The experimenters looked at 4 primary outcome measures. The first was exposure time. This was defined as the amount of time that passed between when any part of the first officer to enter the room’s body crossed the threshold and when any entering officer detected and fired at the second suspect. This was designed to represent how long the second shooter would have been able to fire at the officers before they returned fire (In the study the second suspect began firing about a second after the officers entered the room). The average exposure time in the threshold condition was 1.2 seconds. In the direct entry condition, it was 2.7 seconds. That difference was large and statistically significant. It took over twice as long on average for officers in the direct entry condition to deal with the second suspect!
The second outcome measure was stalling in the door. During a room entry, it is important that each officer moves quickly through the door so that the entire team can get into the room. If the first officer in a group paused in the doorway or completely stopped, this was coded as a stall. None of the participants in the threshold group stalled in the doorway. In the direct entry condition, 18% of the groups stalled in the doorway. This again was a large and statically significant finding.
The third outcome was arc of fire violations. Entering a room with a team is always a somewhat chaotic process and officers move to many different places. It is important that when they shoot at suspects officers do so in a way that does not injure other officers or innocent people. An arc of fire violation represents an officer shooting at a suspect when someone who he does not intend to shoot is potentially in the way of the shot (between the officer and the suspect) or in a position that if the shot misses the suspect it could hit the unintended person (behind the suspect). In this study, all the arc of fire violations always involved another officer being between the shooting officer and the suspect. There were arc of fire violations in 12% of the threshold entries and 59% of the direct entries. That difference was very large and statistically significant. There were 4 times the number of arc of fire violations in the direct entry!

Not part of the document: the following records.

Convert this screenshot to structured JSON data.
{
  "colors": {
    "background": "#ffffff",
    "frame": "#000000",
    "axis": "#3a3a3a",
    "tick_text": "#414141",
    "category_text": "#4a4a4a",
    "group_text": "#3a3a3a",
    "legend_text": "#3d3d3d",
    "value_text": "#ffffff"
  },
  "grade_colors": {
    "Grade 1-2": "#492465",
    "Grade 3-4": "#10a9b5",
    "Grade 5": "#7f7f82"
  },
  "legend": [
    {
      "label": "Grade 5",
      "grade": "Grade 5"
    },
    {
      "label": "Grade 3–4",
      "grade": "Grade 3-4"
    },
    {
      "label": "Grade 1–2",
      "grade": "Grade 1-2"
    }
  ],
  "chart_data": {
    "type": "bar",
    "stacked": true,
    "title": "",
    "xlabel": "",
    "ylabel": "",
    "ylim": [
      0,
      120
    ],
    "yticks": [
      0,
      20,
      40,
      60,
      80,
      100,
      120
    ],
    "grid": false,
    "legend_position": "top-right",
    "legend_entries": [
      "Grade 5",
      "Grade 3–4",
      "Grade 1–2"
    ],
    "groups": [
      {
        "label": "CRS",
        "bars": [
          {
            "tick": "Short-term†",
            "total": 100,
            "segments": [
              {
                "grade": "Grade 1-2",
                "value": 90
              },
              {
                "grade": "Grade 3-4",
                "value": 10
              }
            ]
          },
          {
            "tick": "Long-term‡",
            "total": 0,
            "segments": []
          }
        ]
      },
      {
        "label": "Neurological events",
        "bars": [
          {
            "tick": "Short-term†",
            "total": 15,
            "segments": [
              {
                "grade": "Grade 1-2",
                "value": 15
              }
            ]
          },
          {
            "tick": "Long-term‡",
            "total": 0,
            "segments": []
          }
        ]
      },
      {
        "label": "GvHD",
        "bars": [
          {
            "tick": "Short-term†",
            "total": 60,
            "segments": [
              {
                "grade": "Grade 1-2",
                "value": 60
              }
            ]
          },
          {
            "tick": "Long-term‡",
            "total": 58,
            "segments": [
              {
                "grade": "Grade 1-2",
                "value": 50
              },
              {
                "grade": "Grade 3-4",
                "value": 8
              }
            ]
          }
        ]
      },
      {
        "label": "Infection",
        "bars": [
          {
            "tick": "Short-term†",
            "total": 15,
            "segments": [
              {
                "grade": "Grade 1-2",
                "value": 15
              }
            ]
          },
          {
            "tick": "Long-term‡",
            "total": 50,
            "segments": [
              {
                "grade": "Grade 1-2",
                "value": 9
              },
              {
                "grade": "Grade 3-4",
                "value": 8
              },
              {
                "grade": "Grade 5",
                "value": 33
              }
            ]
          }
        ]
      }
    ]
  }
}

The last thing they looked at was whether the groups shot at the innocent person. This occurred in about 25% of the runs overall (although no one hit the innocent person). There were more shots at the innocent person in the threshold entries than the direct, but the difference was not statistically significant. This meant that the difference may have been due to chance variation.
So What?
This study shows that room entries are very complex situations that can be very difficult for officers to deal with. It also shows a method to help the officers manage this complexity. Performing a threshold evaluation allows officers to take a large and difficult to manage problem and break it into manageable pieces.